Extracting Features:

  1. Open the "opts.py" file and change the "checkpoint_path" variable to the directory to find pretrained weights from. We have provided pretrained weights used in the manuscript, so to use these, set the variable to "./pretrained_weights/"; alternatively, you can use your own weights from the previous training step. We have also included an alternative weights file in /pretrained_weights/filtered_model_weights.h5. These are trained weights with variable proteins filtered from the Human Protein Atlas, and extract better representations than the weights we trained using all of the Human Protein Atlas, noise included. To toggle to this file, change the final line in train.py.

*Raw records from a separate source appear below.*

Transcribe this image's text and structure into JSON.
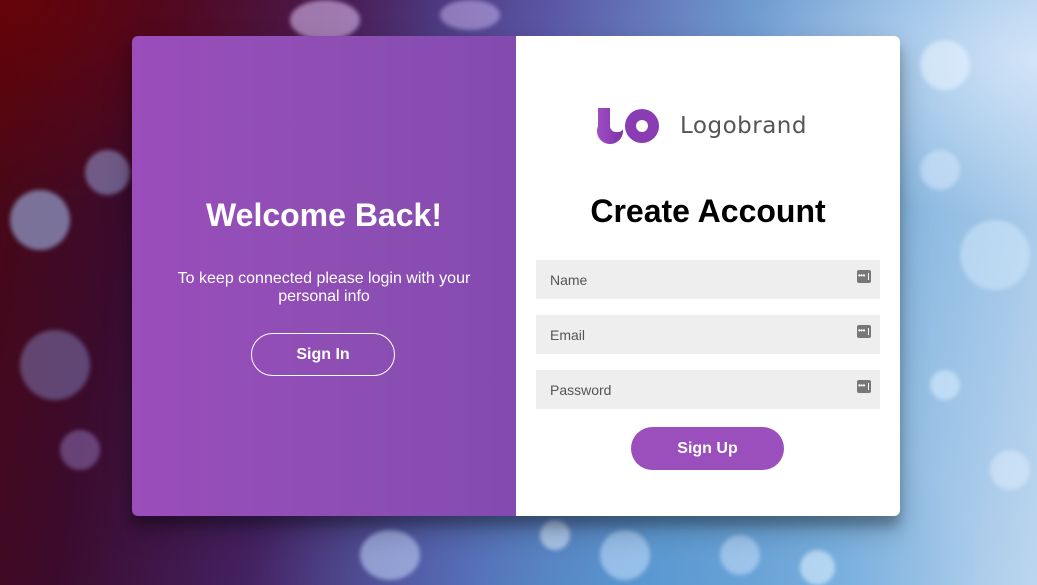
{
  "left_panel": {
    "heading": "Welcome Back!",
    "message": "To keep connected please login with your personal info",
    "sign_in_label": "Sign In"
  },
  "right_panel": {
    "brand_name": "Logobrand",
    "logo_icon": "logobrand-infinity-icon",
    "heading": "Create Account",
    "fields": [
      {
        "placeholder": "Name",
        "value": "",
        "icon": "password-manager-icon"
      },
      {
        "placeholder": "Email",
        "value": "",
        "icon": "password-manager-icon"
      },
      {
        "placeholder": "Password",
        "value": "",
        "icon": "password-manager-icon"
      }
    ],
    "sign_up_label": "Sign Up"
  },
  "colors": {
    "accent": "#9b4fbd",
    "left_panel_start": "#9a4dbb",
    "left_panel_end": "#844ab0",
    "input_bg": "#eeeeee",
    "logo_text": "#555555"
  }
}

  2. Run the evaluation script by issuing command line argument "python eval_layer_all_cells.py". This will extract features from single cells in the "human_protein_atlas_single_cell" directory (note that you will need to download these images first, as in the "Downloading the Raw Images" and "Segmenting the Raw Images" step; the directory of images to extract features from can be changed by changing the "datapath" variable. By default, the script is configured to extract features from the 3rd convolutional layer of our network, but this can be changed by changing the "target_layer" variable in the script.
  3. This script will save all features inside the checkpoint_path directory, in a "features" subdirectory. A separate text file will be saved for each image, containing all of the single cells features for that image. This step will take approximately 1 hour, depending on which layer you extract features from and how much data you have, and does not require a GPU.